On Thursday, Democrats from both houses of Congress introduced the Public Health Emergency Privacy Act, legislation that aims to safeguard the kind of health data consumers can share with contact-tracing apps and, hopefully, satisfy privacy concerns that would make many Americans hesitant to download them in the first place.
“This measure sets strict and straightforward privacy protections and promises: Your information will be used to stop the spread of this disease, and no more,” Senator Richard Blumenthal said in a press statement. He along with fellow Senator Mark Warner and Representatives Anna Eshoo, Jan Schakowsky, and Suzan DelBene sponsored the bill.
The Public Health Emergency Privacy Act would impose several guidelines determining how consumer health data is collected and used during a public health emergency. It would mandate “meaningful data security” among tech firms collecting this data, and require them to delete this data once the crisis has ended. Data collected for public health efforts also couldn’t be used by non-health-related government agencies or for commercial purposes such as advertising or e-commerce.
With this legislation, consumers would also not be forced to adopt digital exposure-tracking technology, such as the APIs currently being developed by Apple and Google for use among public health authorities.

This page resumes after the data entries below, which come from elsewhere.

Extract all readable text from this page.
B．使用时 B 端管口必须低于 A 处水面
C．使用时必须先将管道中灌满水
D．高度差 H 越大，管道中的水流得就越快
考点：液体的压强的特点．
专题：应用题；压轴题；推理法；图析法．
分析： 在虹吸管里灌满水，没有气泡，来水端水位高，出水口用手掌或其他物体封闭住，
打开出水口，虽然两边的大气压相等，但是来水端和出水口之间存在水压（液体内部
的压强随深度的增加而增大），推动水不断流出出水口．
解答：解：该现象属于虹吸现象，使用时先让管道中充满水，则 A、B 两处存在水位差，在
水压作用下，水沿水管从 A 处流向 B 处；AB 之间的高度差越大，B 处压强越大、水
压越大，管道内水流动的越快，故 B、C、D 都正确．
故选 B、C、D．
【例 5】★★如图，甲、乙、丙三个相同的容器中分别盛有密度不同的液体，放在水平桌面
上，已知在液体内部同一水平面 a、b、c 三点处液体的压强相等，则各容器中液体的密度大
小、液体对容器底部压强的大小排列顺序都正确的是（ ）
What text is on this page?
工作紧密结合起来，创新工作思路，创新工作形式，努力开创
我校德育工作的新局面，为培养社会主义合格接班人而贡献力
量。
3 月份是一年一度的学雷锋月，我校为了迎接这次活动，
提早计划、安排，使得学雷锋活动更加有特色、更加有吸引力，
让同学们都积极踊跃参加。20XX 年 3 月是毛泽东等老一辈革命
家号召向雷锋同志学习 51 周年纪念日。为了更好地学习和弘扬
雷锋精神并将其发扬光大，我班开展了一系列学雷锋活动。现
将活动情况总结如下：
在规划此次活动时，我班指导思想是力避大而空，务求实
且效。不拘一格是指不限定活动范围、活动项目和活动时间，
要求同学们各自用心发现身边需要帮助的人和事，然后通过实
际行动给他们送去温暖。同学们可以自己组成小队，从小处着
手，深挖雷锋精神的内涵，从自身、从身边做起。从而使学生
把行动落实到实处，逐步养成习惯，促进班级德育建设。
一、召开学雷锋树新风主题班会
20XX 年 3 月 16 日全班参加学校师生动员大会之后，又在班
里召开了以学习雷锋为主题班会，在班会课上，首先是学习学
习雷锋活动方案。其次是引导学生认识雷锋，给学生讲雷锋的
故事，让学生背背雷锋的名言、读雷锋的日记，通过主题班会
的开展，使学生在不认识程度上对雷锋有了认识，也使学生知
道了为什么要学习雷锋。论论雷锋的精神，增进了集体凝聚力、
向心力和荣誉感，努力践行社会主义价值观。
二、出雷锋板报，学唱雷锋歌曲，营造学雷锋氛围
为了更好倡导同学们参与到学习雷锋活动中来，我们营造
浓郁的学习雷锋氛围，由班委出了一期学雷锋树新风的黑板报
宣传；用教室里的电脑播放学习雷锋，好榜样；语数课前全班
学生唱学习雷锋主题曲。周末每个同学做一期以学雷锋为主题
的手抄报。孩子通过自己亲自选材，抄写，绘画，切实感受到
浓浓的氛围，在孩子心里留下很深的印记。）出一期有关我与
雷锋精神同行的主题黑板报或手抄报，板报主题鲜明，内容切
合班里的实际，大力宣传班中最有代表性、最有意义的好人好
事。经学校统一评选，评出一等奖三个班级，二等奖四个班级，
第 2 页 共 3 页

In particular, the bill outlines that officials can’t make a person’s ability to vote in elections contingent on their use of contact-tracing apps.
While the effectiveness of digital exposure-tracking efforts is largely dependent upon how many people opt-in, requiring that participation remain voluntary could go far in assuaging Americans’ privacy concerns over the use of their health data. A recent joint poll between University of Maryland researchers and the Washington Post found that roughly half of Americans are either unable or unwilling to download this proposed tech for mapping the spread of the coronavirus.
In order to track the virus, apps that employ Apple and Google’s contact-tracing APIs would use random Bluetooth identifiers to exchange information between your phone and other devices that come within Bluetooth range of you within the last two weeks. If a person tests positive for covid-19 and logs that information into the app, it sends a notification to nearby users (within six feet of the person) of their possible contact with an infected individual. These identifiers change every 10-20 minutes, which Apple has said makes it impossible to track, and no information is centralized on a government server.
This contact-tracing technology differs from the kind of apps deployed in India, Russia, and the UK, which have been privacy nightmares. Though that added security built in by Google and Apple means little if people don’t trust Big Tech enough to download the app to begin with.
“It’s our shared belief that swift passage of this legislation would go a long way towards establishing the trust American consumers need – and which Big Tech has squandered, time and again – for digital contact-tracing to be a worthwhile auxiliary to widespread testing and manual contact-tracing,” Schakowsky said in a press statement.